I suppose it’d have harder if I’d come to be fond of him before finding this out. Somehow the master of the universe thing, though, doesn’t much appeal to me and would have been clear enough soon enough.
I built my house 38 years ago. My guiding metaphor was the goldfish bowl. I you keep fish in a small bowl they will not grow.
So I designed the living room large, with a 17 foot ceiling.
Now my family is gone and I live alone in 2300 square feet, with lots of registers shut off.
When the land was cleared, I argued with dozer operators daily and wouldn’t let them remove a single tree that wasn’t in the house’s footprint. I have never understood the people who wanted a “view,” as opposed to viewing the trees, birds, squirrels, etc., that would be displaced.
But the controlling fact is that we all live too large. With 300 million of us Americans, 6.5 billion of us earth humans, and growing, living small, living tidy, only delays the consequence of our desire for more.
“Master of the Universe” is a good way of putting it, I suppose. I’ve always been appalled by the lack of imagination such people display. Landscape views tire me in about five minutes, and I guess y’all know my feelings about nature as scenery. The view from my front porch is interesting to me precisely because it faces trees and bushes at relatively close distance. (I’m trying to fill in the space in between with smaller trees and shrubs, but it’s a deer highway and I’m reluctant to fence the yard, for aesthetic reasons.)
Many people build the big and beautiful dream house only to find it too expensive and troublesome to maintain, especially as they get older. Rural living is also a shock to natives of suburbia. We have to drive 3 hours to visit dentists and doctors, and that’s about how far one would travel to find ingredients for the lovely meals prepared on all those TV cooking shows.

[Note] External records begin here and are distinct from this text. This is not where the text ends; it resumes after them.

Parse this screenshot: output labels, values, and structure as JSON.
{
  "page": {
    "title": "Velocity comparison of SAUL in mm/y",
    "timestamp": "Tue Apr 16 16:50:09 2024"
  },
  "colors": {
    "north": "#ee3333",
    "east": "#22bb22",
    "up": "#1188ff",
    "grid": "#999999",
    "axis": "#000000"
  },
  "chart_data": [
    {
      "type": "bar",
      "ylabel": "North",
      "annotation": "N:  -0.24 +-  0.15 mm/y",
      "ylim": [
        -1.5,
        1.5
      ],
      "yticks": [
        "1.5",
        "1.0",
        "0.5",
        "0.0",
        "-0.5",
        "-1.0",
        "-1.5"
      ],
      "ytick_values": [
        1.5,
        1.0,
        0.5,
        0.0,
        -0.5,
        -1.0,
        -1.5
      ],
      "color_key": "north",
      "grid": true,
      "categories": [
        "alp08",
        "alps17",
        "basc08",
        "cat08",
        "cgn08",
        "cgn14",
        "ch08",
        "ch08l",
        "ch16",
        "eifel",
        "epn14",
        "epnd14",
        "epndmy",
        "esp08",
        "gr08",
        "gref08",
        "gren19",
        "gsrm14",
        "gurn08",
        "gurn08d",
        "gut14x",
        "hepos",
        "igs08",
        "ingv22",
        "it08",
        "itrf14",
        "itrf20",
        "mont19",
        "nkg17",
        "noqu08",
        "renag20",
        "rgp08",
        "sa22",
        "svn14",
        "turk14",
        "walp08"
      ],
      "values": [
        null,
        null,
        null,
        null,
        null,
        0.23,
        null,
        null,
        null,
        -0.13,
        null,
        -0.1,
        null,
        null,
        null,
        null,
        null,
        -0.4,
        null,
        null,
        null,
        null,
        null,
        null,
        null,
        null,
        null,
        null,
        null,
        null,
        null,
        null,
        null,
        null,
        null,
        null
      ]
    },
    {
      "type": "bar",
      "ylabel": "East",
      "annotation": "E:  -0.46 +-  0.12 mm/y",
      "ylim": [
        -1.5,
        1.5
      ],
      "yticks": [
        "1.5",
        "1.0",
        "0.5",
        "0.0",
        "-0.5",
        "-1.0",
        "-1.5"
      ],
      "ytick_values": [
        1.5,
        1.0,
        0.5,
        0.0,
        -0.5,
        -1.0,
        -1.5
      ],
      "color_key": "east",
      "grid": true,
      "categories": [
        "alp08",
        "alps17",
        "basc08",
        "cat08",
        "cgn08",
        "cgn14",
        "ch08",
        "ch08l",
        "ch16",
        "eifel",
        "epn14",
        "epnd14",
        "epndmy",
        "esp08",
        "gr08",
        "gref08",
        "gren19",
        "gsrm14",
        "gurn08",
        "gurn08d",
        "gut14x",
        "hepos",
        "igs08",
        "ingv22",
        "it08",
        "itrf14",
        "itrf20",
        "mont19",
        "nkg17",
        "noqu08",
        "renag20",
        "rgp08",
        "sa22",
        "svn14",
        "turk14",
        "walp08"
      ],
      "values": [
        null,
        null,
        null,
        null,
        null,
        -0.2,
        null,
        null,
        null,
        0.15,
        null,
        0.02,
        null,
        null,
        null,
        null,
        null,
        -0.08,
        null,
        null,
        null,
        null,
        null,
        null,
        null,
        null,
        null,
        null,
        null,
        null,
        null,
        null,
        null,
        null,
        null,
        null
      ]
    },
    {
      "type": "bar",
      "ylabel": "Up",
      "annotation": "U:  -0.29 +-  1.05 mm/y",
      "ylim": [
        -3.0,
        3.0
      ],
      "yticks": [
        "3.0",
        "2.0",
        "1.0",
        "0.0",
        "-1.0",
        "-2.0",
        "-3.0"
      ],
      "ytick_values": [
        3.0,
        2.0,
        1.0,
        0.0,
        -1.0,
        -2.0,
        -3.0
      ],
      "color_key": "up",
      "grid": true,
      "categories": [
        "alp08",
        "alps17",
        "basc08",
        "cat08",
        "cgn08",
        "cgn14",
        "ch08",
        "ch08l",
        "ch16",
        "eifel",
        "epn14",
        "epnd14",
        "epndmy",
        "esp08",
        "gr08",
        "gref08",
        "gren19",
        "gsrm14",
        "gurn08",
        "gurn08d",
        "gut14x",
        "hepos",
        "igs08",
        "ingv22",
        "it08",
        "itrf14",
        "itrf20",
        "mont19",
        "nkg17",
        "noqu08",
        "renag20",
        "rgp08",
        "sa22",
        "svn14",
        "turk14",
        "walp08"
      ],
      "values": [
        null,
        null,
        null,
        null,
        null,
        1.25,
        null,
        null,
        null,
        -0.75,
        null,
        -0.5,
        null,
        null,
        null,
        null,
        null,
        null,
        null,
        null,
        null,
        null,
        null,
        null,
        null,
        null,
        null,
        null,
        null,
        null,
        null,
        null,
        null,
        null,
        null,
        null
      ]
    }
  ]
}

It’s rather common for people to retire to Pocahontas County, then sell out and go somewhere suburban after a few years. We have a many vacant dream homes.
This is happening all over Vermont, both by individuals and developers. I wonder if people’s anxious need to surround themselves with space is similar to their aversion to silence. But all too often it’s also the desire to have a “trophy house,” which will then justify the finding, buying, and filling-up of all that space. Good essay. I wonder what the friends thought if/when they read it.